I’m sure you’ve heard the news of the foiled terrorist plot that originated out of Heathrow Airport yesterday morning. My roommate tried to warn me not to pay attention to the news but the concept and the big picture has finally sunk in. When I was at the gym this morning, most people discreetly avoided me, knowing my profession as a flight attendant…or glorified waiter, as the flying public seems to perceive me…or overpaid vending machines as our beloved CEO D.S. has allegedly dubbed us, even though he claims he didn’t. The point is moot considering the draconian paycuts I’m being asked to take while upper management rakes in the millions for the bang-up job of mismanaging the airline into bankruptcy.
But I digress…
So let’s see…I have an employer who wants to clusterfuck me with pay reductions and stringent work-conditions. And now I have to keep an eye out for terrorists with liquids and some kind of iniator…like cellphones, MP3 players, or what the hell…a camera with a flash-function…And I love when travelers are freshly interviewed after an event like this…The quotes usually go something like…”I know the delays are a hassle but it’s worth it to be safe.” Suuuure, it is. Let’s talk to these people in a month when they’re bitching at the security check-points about not being able to bring their hair-gel nor their bottles of water. It’s worth it to be safe, kids.

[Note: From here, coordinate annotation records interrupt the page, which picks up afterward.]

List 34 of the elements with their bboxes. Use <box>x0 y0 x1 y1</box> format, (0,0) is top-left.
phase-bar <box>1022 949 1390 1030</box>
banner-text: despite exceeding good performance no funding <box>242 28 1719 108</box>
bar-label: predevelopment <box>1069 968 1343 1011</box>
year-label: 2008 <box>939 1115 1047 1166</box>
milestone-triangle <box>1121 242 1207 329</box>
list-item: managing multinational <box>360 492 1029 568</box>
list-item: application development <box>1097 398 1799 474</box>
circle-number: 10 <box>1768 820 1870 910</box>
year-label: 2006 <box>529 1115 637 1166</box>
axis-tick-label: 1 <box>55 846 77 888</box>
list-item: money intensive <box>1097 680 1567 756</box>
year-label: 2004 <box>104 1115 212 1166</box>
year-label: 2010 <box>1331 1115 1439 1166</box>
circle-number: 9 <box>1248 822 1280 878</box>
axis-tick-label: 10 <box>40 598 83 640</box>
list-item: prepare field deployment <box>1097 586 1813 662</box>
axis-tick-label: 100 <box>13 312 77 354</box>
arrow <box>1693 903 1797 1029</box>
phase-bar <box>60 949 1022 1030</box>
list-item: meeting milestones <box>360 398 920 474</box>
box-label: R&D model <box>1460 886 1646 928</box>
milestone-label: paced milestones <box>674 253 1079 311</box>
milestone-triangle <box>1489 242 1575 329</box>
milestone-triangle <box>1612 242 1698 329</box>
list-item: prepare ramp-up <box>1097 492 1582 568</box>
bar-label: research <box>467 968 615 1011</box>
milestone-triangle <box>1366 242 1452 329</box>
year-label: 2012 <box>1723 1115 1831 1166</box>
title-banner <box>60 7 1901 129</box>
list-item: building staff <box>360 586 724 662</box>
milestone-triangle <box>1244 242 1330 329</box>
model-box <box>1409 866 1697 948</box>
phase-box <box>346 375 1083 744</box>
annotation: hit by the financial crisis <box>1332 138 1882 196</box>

Thing is, I’m glad the Brits seem to be more on top of this. We’re not safe. We never HAVE been. I’m very grateful for the inspectors, police detectives, and whoever else worked to prevent this tragedy from happening. Yet, in a way, the terrorists have already won, regardless. They’ve spread FEAR. They’ve slowed us down; they’ve given us the hassle-factor. It bloodies the nose of the true God that our culture truly worships and reveres: the wallet. You slow the money-flow and you do some REAL damage. You mess with the creature-conveniences of the Western world…you show the infidels with their bloated sense of entitlement some fear and frustration…and you’re in business.
Nope. I don’t think I like this new century very much.